My story demonstrating why one should go through an audiologist rather than purchase on-line:
I knew even before going to an audiologist what my audiogram was because we are tested at work every year. I put off the expense as long as I could but my hearing loss had started to affect my job performance. I had done a lot of research on-line and went into the audiologist appointment having decided I was going to ask for the ReSound Dot 20 or Oticon Delta 4000. She said she’d give me anything I wanted but that she primarily dealt with Siemens and preferred dispensing their products. She fitted me with the Cielo Lifes for $3,600.
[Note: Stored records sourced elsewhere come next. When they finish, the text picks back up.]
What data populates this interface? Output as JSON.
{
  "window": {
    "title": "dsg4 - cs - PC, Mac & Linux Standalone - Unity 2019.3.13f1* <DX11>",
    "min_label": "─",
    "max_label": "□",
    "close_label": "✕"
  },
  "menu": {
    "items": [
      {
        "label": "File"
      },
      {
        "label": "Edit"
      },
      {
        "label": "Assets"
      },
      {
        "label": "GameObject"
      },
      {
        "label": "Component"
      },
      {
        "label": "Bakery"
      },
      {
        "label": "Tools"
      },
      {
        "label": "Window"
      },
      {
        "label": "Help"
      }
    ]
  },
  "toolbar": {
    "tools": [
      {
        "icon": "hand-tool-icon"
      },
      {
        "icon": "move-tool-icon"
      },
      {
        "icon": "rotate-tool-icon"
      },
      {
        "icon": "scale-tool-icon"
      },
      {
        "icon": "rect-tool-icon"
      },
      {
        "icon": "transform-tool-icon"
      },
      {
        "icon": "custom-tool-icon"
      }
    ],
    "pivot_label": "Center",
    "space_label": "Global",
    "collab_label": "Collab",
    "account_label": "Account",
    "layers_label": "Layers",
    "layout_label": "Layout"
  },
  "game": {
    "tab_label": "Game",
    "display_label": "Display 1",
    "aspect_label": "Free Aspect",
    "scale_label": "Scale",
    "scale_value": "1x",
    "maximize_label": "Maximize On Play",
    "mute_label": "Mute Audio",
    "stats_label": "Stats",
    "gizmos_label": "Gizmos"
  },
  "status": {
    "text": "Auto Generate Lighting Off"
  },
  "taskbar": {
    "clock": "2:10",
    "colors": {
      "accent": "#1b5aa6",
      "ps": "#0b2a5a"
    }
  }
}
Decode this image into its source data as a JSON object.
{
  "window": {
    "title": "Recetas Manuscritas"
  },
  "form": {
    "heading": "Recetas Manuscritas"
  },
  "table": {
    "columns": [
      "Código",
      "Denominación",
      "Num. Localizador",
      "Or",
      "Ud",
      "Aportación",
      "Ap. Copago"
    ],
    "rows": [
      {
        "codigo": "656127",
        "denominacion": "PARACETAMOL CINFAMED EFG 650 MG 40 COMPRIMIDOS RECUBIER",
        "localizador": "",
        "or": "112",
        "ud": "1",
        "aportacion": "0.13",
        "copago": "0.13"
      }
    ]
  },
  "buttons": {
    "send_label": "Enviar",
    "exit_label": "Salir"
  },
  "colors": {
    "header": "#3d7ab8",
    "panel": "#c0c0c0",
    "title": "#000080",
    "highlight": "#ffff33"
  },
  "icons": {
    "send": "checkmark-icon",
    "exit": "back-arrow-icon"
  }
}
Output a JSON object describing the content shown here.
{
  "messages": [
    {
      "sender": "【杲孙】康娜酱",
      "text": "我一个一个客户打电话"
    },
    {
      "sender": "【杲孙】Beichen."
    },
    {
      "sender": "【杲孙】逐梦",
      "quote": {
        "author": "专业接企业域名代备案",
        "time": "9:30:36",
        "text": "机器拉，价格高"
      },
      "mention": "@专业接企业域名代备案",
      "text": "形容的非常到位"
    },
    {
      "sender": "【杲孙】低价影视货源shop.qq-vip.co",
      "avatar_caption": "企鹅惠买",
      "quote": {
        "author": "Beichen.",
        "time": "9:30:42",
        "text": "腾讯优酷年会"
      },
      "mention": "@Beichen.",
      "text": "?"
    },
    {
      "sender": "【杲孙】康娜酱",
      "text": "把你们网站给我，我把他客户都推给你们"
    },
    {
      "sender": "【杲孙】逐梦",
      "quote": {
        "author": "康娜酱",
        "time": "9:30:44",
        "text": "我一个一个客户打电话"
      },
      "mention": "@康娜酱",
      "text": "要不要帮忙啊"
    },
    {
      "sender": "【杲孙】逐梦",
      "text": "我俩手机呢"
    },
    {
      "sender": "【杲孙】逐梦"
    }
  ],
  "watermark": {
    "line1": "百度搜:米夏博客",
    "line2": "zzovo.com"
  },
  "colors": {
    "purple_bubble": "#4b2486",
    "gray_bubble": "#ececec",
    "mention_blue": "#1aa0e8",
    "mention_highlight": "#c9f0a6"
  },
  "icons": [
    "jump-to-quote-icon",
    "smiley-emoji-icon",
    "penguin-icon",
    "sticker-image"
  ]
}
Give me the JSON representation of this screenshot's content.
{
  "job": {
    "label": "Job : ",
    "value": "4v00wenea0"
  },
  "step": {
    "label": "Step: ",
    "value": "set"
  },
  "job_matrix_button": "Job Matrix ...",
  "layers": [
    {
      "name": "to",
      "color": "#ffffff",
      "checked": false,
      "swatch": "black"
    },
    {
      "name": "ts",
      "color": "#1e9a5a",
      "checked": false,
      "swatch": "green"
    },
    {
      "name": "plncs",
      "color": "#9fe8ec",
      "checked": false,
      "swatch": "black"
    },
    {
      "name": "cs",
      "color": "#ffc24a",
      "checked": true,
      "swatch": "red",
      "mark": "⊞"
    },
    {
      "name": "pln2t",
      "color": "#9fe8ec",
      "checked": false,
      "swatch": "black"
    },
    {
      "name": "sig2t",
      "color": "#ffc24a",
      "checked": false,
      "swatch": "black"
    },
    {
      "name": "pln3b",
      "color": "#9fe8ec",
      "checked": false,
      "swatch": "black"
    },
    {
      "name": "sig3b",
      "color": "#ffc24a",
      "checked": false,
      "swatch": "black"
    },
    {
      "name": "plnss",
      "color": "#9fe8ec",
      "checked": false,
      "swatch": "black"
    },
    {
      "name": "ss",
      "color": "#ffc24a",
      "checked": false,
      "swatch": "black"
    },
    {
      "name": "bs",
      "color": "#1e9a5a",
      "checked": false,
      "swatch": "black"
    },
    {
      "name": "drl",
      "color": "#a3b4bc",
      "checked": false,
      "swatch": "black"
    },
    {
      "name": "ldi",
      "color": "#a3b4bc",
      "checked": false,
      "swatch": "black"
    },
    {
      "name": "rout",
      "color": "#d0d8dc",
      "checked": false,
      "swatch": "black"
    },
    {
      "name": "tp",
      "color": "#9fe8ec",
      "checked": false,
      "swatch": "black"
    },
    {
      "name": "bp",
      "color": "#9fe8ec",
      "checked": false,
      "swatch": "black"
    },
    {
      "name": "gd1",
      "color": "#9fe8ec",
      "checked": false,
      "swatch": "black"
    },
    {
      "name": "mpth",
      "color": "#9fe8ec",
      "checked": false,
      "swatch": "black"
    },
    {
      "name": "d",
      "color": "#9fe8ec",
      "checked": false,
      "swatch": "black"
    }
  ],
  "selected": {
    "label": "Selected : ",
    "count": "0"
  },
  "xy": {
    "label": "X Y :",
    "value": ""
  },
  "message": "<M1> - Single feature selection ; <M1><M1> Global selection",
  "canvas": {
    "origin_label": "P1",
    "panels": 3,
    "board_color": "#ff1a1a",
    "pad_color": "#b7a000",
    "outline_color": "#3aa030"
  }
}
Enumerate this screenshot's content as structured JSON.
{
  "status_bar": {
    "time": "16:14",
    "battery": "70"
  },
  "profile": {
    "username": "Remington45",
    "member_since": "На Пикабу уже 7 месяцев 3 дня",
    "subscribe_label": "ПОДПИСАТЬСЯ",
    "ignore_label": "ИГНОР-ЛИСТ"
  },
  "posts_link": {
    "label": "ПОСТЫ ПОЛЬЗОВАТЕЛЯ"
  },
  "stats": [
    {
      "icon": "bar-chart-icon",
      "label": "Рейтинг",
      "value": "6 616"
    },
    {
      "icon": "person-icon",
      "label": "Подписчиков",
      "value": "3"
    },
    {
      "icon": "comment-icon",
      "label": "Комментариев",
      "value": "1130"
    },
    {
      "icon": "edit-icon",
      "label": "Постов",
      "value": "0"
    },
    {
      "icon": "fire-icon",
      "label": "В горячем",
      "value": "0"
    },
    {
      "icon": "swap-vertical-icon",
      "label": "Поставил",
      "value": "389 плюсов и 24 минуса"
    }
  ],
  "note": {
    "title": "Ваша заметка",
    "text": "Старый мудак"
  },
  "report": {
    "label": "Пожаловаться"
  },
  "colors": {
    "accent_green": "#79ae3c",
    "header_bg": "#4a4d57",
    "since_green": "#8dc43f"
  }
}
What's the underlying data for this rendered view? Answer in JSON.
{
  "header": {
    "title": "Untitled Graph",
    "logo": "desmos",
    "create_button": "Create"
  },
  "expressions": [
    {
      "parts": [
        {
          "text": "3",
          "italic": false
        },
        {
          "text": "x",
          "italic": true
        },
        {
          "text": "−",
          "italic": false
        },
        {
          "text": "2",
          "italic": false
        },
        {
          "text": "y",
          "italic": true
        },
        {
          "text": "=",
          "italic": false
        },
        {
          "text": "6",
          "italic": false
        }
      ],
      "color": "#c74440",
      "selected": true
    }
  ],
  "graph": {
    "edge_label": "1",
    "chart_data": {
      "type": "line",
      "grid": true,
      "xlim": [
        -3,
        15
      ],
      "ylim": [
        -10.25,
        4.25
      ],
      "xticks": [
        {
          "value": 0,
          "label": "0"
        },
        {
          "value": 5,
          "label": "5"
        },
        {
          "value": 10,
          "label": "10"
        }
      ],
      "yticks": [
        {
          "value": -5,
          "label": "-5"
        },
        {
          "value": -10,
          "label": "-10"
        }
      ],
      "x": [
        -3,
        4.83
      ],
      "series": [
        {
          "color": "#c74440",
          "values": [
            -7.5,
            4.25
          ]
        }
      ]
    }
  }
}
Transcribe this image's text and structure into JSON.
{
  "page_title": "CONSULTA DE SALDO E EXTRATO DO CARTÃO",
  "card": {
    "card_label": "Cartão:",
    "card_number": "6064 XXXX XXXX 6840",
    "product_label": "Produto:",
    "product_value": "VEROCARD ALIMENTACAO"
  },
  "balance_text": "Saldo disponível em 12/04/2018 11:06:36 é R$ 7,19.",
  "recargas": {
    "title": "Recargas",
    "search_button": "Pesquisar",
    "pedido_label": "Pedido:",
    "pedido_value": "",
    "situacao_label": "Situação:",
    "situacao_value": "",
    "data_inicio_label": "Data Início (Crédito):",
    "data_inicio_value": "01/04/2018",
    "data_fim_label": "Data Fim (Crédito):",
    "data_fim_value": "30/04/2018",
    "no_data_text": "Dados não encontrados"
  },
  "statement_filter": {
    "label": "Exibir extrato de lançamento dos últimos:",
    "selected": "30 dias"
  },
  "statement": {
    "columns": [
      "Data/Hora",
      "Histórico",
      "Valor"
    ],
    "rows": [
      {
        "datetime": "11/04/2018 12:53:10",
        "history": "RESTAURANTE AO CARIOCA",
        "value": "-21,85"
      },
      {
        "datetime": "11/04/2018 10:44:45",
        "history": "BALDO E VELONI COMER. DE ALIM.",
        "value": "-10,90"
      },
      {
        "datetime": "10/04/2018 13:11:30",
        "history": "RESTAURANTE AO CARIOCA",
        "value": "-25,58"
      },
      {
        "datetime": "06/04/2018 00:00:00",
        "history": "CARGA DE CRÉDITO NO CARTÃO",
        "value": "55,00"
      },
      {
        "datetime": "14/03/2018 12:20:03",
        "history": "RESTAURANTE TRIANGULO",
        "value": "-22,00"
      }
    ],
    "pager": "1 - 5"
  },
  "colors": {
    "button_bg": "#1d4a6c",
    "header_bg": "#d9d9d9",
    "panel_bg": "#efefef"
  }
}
After two weeks I returned complaining that they just didn’t “feel” right. It always seemed that the left ear was muffled compared to the right, and it’s my left ear that is a lot better. She did a REM, and said she didn’t see anything wrong. She lowered the gain in my right ear a little anyway, it seemed to be better in the office, and I went my merry way. A couple days later I called complaining of the same problem and she had me in the office within an hour. I told her that I determined that the aids would become unsynchronized – for some reason it ended up that the left aid would be on program 3 (noisy environment) and the right on program 1 (normal). A subsequent change would result in the left being on program 1 (normal) and the right on 2 (music), etc. She was skeptical, but I was able to prove this by changing the programs until they separated and then viewing the programs using the remote with the aids apart from one another. (If they were reasonably close they’d always read whatever the right aid’s program was.
She gave me a replacement set. Within an hour, these were doing the same thing. She asked that I bear with them (actually, as long as I didn’t change programs, things would be fine. If they did separate, opening the two battery covers would put them both on program 1.) When I returned a week later, she presented me with a set of Centra Actives, at no added cost to me. These, generally, have been fine, though they still need some fine-tuning – a question I’ll ask about in another post.
Additionally, my ear canal seems to be between two of the dome sizes offered by Siemens. The 8mm dome is too small and they always seem to work their way out – I’m forever playing with them, pushing them back in. The 10’s hurt. To alleviate this, she took impressions and is having micro-molds made at no charge.
So, would an on-line provider have been as responsive? I doubt it. Been willing to allow me to “prove” my hypothesis? Nah. Have had enough of a relationship with the manufacturer to get me a free upgrade? Doubt that, too. Taken care of my dome issue? Nope, you get what you get when buying from an internet provider.
In all, I’m positive that I’ve gotten in service far more than the difference between the on-line price and what I initially paid her. (Besides, she’s so guilty about the problems I’ve experienced that she hands me cases and batteries every time she sees me.) Call me a believer in paying for full-service.